心電図と心臓病

重要性

冠動脈性心疾患(CHD)は、心臓が全身に酸素と栄養を含んだ血液を送り出す機能を阻害する様々な疾患を総称します。冠動脈疾患(CAD)は、動脈が硬化・閉塞し血流が制限される状態で、心臓病の代表的な形態です。血液供給が不足すると心筋が損傷し、末梢動脈疾患(PAD)として腕・脚・足の血管が閉塞することもあります。

リスク要因

適切に治療しないと、CHDは通常心筋梗塞に進行します。環境、生活習慣、遺伝がリスクに影響し、アメリカ心臓協会(AHA)は「リスク要因が多いほど、冠動脈性心疾患の発症確率が高まる」と指摘しています。
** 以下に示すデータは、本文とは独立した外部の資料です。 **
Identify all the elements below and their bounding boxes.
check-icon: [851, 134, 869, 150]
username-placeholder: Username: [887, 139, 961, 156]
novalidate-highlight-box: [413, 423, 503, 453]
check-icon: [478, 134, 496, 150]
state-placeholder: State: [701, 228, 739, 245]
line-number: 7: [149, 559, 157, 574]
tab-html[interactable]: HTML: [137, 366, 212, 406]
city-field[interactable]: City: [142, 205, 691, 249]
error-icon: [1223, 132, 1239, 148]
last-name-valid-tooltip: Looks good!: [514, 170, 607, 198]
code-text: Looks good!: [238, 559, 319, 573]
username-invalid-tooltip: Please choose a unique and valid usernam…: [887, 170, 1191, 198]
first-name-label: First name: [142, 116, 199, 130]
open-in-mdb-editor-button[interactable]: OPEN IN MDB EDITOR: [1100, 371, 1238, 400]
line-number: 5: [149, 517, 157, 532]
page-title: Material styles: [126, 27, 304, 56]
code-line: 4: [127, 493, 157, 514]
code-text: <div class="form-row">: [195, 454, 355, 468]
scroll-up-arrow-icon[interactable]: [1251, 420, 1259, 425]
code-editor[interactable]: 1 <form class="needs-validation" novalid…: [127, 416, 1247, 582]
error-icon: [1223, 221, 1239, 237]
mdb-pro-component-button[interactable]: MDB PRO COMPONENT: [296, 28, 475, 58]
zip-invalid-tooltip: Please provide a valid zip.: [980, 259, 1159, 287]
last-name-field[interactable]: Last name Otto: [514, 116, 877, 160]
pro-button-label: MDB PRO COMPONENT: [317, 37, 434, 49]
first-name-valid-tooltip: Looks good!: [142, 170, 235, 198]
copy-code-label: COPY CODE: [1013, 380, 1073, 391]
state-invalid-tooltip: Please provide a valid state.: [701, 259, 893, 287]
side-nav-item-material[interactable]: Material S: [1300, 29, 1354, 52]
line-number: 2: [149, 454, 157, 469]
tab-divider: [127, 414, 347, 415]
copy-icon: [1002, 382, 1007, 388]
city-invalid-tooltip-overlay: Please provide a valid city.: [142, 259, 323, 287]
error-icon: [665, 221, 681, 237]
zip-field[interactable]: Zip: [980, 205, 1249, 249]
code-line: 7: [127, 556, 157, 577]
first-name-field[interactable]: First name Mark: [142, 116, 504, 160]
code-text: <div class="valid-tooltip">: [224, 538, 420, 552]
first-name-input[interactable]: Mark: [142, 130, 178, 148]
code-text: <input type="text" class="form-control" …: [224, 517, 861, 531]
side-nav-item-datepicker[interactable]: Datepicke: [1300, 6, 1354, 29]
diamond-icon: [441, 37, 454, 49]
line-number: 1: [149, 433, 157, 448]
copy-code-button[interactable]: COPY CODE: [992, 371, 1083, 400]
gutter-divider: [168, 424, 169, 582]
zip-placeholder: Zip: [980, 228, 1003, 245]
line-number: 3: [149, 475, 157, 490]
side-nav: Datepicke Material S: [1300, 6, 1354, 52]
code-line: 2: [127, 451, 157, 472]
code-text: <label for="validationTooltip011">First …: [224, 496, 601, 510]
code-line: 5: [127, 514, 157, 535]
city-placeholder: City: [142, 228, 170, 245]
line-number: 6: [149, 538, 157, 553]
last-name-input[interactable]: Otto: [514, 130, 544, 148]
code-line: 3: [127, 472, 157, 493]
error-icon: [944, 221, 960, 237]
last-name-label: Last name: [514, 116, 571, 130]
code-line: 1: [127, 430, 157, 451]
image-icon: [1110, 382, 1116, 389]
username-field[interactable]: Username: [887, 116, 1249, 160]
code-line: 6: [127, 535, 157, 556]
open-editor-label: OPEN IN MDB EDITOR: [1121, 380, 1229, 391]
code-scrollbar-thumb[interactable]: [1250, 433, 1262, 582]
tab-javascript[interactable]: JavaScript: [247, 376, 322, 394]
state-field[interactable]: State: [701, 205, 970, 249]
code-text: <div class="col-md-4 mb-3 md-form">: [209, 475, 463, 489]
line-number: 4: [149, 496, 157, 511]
喫煙、高血圧、高コレステロール、運動不足、食生活の乱れは改善可能な要因です。

検査方法

心電図(EKG/ECG)は、心臓の電気的活動を測定する最も基本的かつ簡便な検査です。胸部や四肢に電極を装着し、心臓から発生する電位を記録して波形(トレース)として表示します。波形の形状や長さの異常は、心疾患の兆候を示します。

検査の種類

通常の心電図はベッドに横たわった状態で行われますが、運動負荷心電図(ストレステスト)では、トレッドミルやエルゴメータで運動しながら記録します。運動時の心電図変化を観察することで、狭心症や虚血の有無を評価できます。

主な診断対象

心電図でよく検出される疾患は、不整脈、虚血性心疾患、心筋梗塞、心臓弁膜症などです。検査はクリニックや病院で数分で完了しますが、24時間ホルター心電図のように長時間装着して日常生活中の心拍をモニタリングすることもあります。